Monday, March 9, 2009

Sweetness

My kids are just full of it lately. I guess I really shouldn't even say "lately" because they've always been full of sweetness. It's just that they're now better at expressing it and it melts my heart.

I love the innocence and, to say it again, sweetness that I think comes naturally at this age. But, I also like to think that part of it has to do with their upbringing. :) I'm always telling Gene how much I want to freeze time. To keep them at the stage they are now because I know all too quickly things will change. Some things change for the better, and others, at least temporarily, change for the worse. It's just part of growing up.

So, I'm vowing to savor this stage. The I love you's and kisses that come without asking. EJ and Olivia are both known to come over, out of nowhere and plant a kiss or a hug and say I love you. Or, EJ is famous for his "Guess what, Mommy (or Daddy)?" questions. His answer when you say "what?" is always "I love you." And they are always unprompted.

The snuggles at bedtime.

The concern they have when you hurt yourself and the kisses that follow on any and all boo-boos.

The care they give to their babies. I will often find EJ asleep at night in bed with one of his many babies or stuffed animals, covered with one of his blankies and laying right next to him on his pillow. Olivia does the same.

The sight of my baby girl standing in the driveway waving goodbye to me as I drive away. If she is ever outside when you're leaving the house, she insists on walking you to the car, opening the door for you, closing it, and proceeding to wave and yell "bye-bye, Mommy" for as long as she can see your car driving away from her. It's one of the sweetest things I've ever seen.

The sight of my baby boy doing the same as above, only at preschool. He walks to me to door of his room as I'm leaving and holds it open, watching me walk down the hall towards the exit, saying "I love you, Mommy" and "Good-bye, Mommy" for as long as he can see me. And as I mentioned above, it's one of the sweetest things I've ever seen. I'm trying to remember to take my camera one morning when I drop them off so that I can capture it in all of its sweetness.
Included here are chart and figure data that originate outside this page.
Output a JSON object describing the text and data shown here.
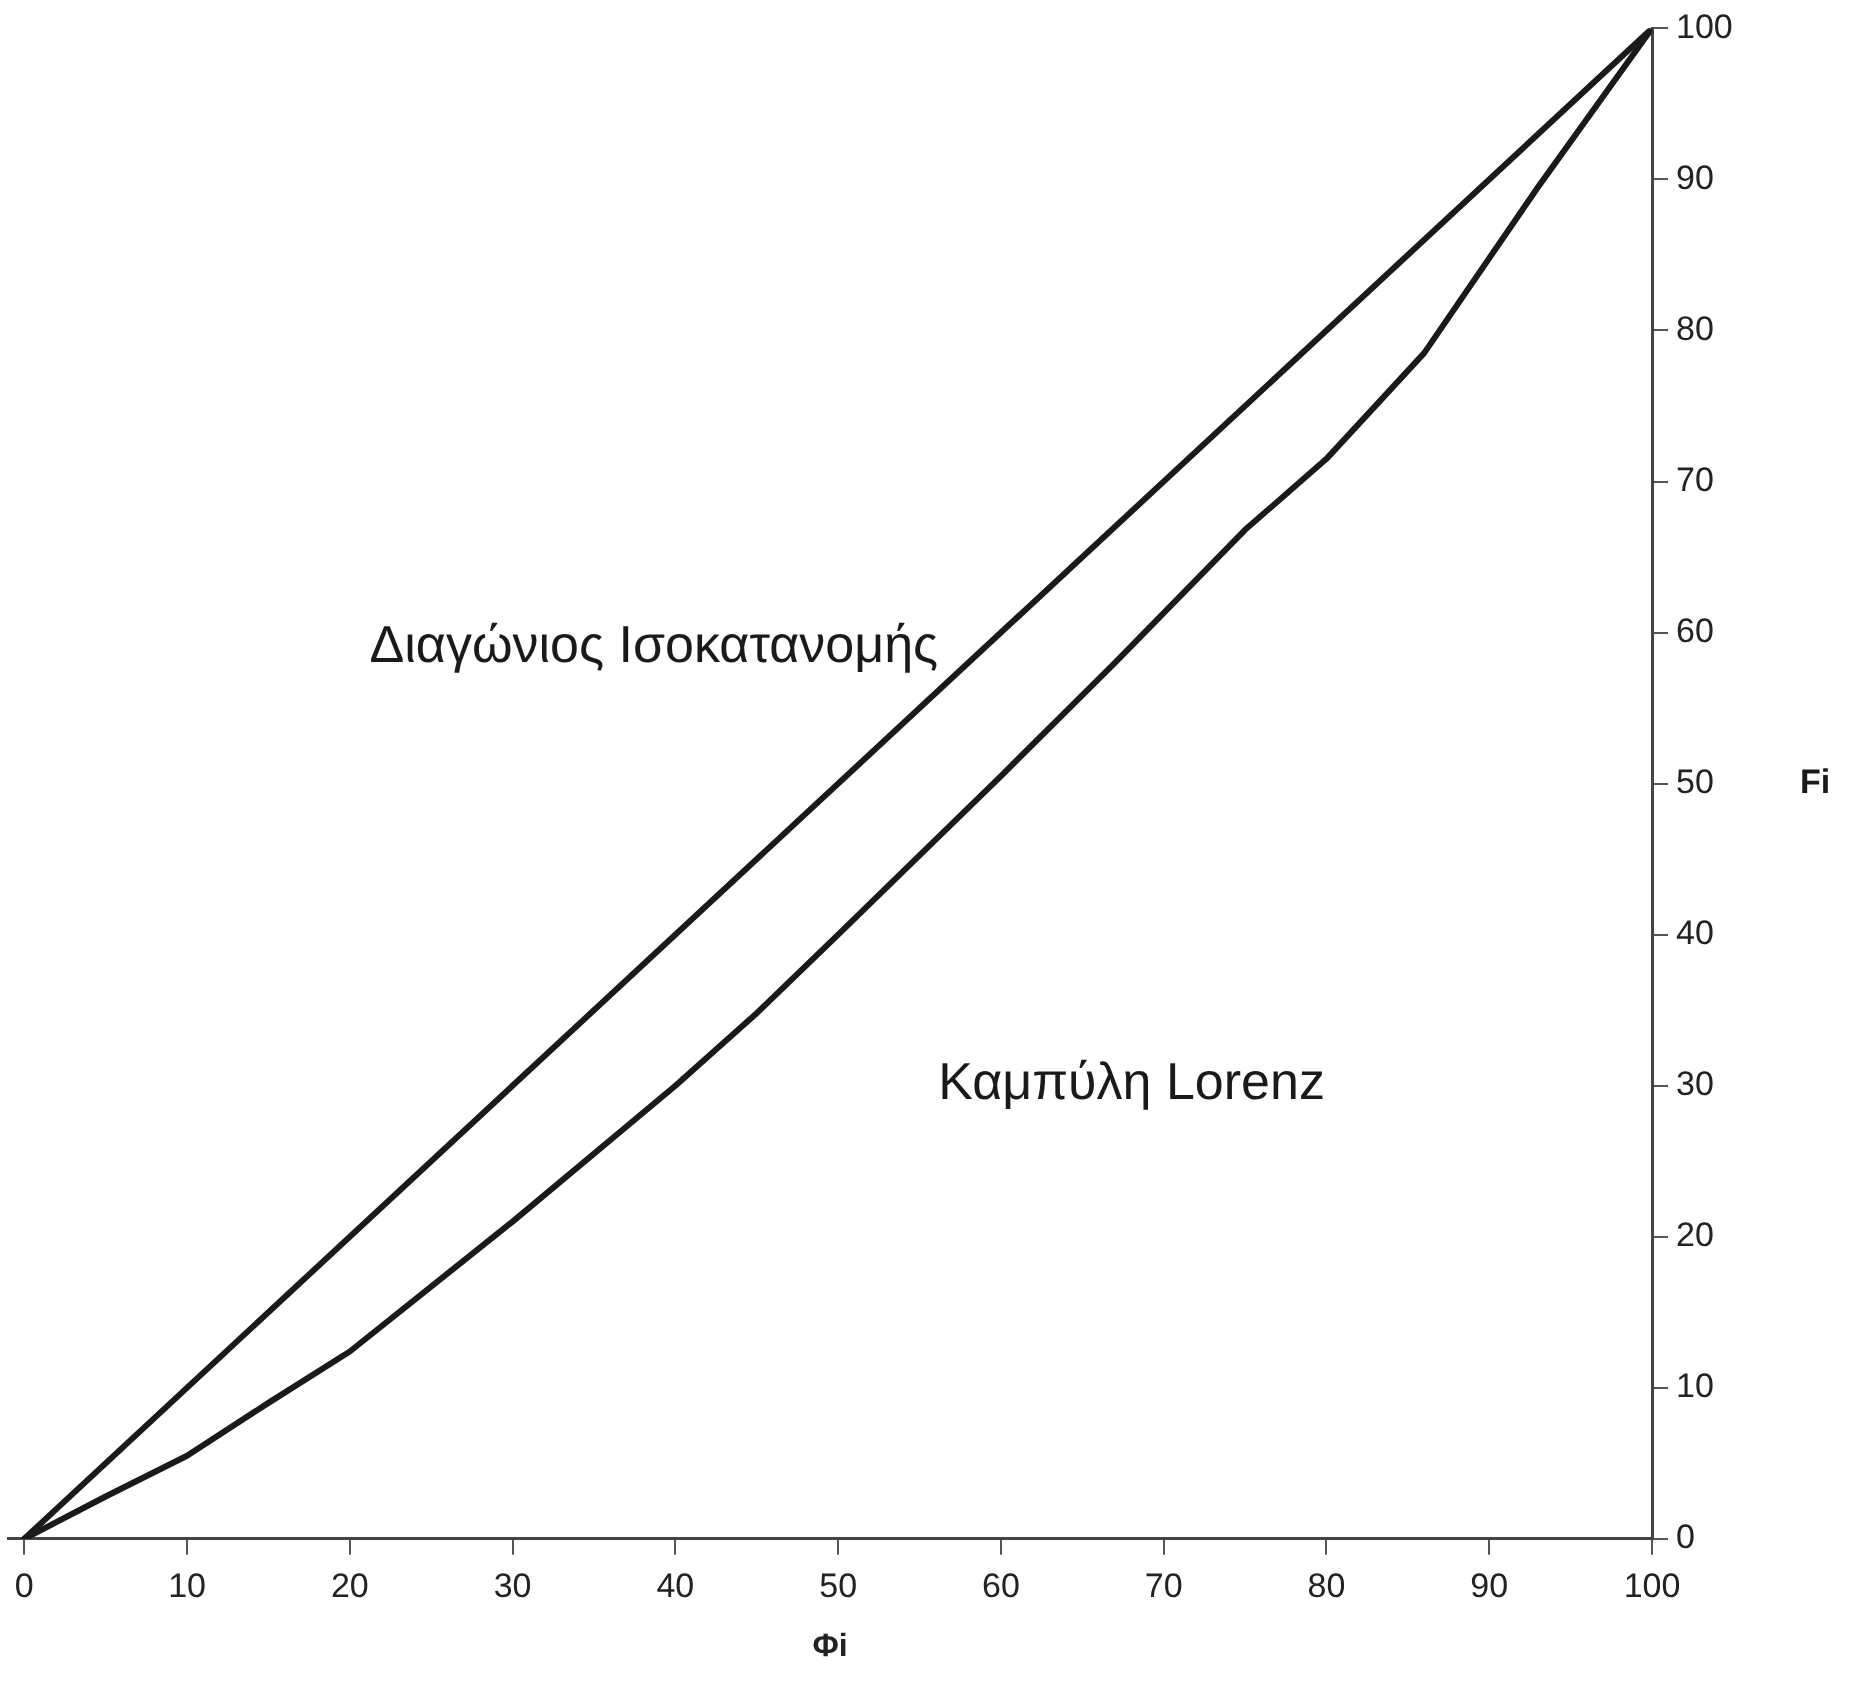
{
  "chart_data": {
    "type": "line",
    "xlabel": "Φi",
    "ylabel": "Fi",
    "xlim": [
      -1,
      100
    ],
    "ylim": [
      0,
      100
    ],
    "xticks": [
      0,
      10,
      20,
      30,
      40,
      50,
      60,
      70,
      80,
      90,
      100
    ],
    "yticks": [
      0,
      10,
      20,
      30,
      40,
      50,
      60,
      70,
      80,
      90,
      100
    ],
    "grid": false,
    "legend": false,
    "marker": "none",
    "line_style": "solid",
    "series": [
      {
        "name": "Διαγώνιος Ισοκατανομής",
        "color": "#1a1a1a",
        "x": [
          0,
          100
        ],
        "values": [
          0,
          100
        ]
      },
      {
        "name": "Καμπύλη Lorenz",
        "color": "#1a1a1a",
        "x": [
          0,
          5,
          10,
          15,
          20,
          30,
          40,
          45,
          50,
          60,
          67,
          75,
          80,
          86,
          93,
          100
        ],
        "values": [
          0,
          2.8,
          5.5,
          9,
          12.4,
          21,
          30,
          34.8,
          40,
          50.5,
          58,
          66.8,
          71.5,
          78.5,
          89.5,
          100
        ]
      }
    ]
  }
}
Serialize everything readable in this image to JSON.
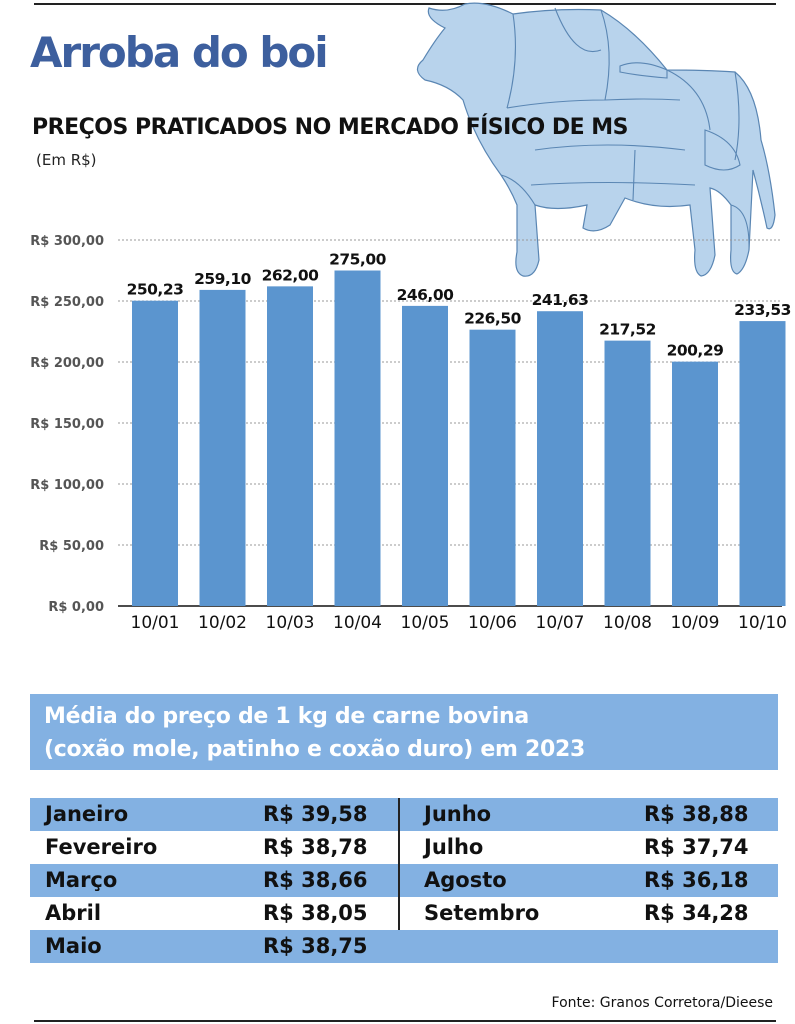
{
  "header": {
    "title": "Arroba do boi",
    "subtitle": "PREÇOS PRATICADOS NO MERCADO FÍSICO DE MS",
    "unit_note": "(Em R$)"
  },
  "chart_data": {
    "type": "bar",
    "title": "PREÇOS PRATICADOS NO MERCADO FÍSICO DE MS",
    "categories": [
      "10/01",
      "10/02",
      "10/03",
      "10/04",
      "10/05",
      "10/06",
      "10/07",
      "10/08",
      "10/09",
      "10/10"
    ],
    "values": [
      250.23,
      259.1,
      262.0,
      275.0,
      246.0,
      226.5,
      241.63,
      217.52,
      200.29,
      233.53
    ],
    "value_labels": [
      "250,23",
      "259,10",
      "262,00",
      "275,00",
      "246,00",
      "226,50",
      "241,63",
      "217,52",
      "200,29",
      "233,53"
    ],
    "y_ticks": [
      0,
      50,
      100,
      150,
      200,
      250,
      300
    ],
    "y_tick_labels": [
      "R$ 0,00",
      "R$ 50,00",
      "R$ 100,00",
      "R$ 150,00",
      "R$ 200,00",
      "R$ 250,00",
      "R$ 300,00"
    ],
    "ylim": [
      0,
      300
    ],
    "grid": true,
    "legend": "none",
    "bar_color": "#5b95cf"
  },
  "table": {
    "header_line1": "Média do preço de 1 kg de carne bovina",
    "header_line2": "(coxão mole, patinho e coxão duro) em 2023",
    "left": [
      {
        "month": "Janeiro",
        "price": "R$ 39,58"
      },
      {
        "month": "Fevereiro",
        "price": "R$ 38,78"
      },
      {
        "month": "Março",
        "price": "R$ 38,66"
      },
      {
        "month": "Abril",
        "price": "R$ 38,05"
      },
      {
        "month": "Maio",
        "price": "R$ 38,75"
      }
    ],
    "right": [
      {
        "month": "Junho",
        "price": "R$ 38,88"
      },
      {
        "month": "Julho",
        "price": "R$ 37,74"
      },
      {
        "month": "Agosto",
        "price": "R$ 36,18"
      },
      {
        "month": "Setembro",
        "price": "R$ 34,28"
      }
    ],
    "shade_color": "#83b1e2"
  },
  "footer": {
    "source": "Fonte: Granos Corretora/Dieese"
  },
  "illustration": "cow-illustration"
}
The "I love yous" that ring out long after I've said goodnight and closed both of their bedroom doors. I think it's a requirement that it's said back and forth to each of them a miminum of four times before they're satisfied and their rooms become silent.

All of the little things that they're doing and saying on an oh so regular basis that will change and evolve into something different, even if it's ever so slightly. But, it's just slight enough that you don't notice the change happening. There are so many stages that I so often believe I'll remember like it was yesterday only to realize that it's come and gone and I have a hard time recalling some of the things I swore I'd never forgot. Little things they've said or done. Little things like the above.

My mother in law is always telling me I need to write things down and while I have the best of intentions, it often doesn't happen. This blog was supposed to be an outlet for capturing some of these moments. And, I'm terrible at posting. For example, I've been meaning to write this post for over two weeks and I'm finally forcing myself to do it. I need to get better at documenting as it's only going to get crazier when the new addition makes his or her appearance in August. But, I'll keep trying.

3 comments:

The Roses said...

that sweetness is the best thing about having kids. you see the world through their innocence again and that is priceless. i too wish i was better about capturing those moments but i take comfort in the fact that those feelings will always last, even if the exact memories don't. your new one will just make life that much sweeter.

Therese said...

Love this post....and that photo :)

Penny said...

That melts my heart just reading about it.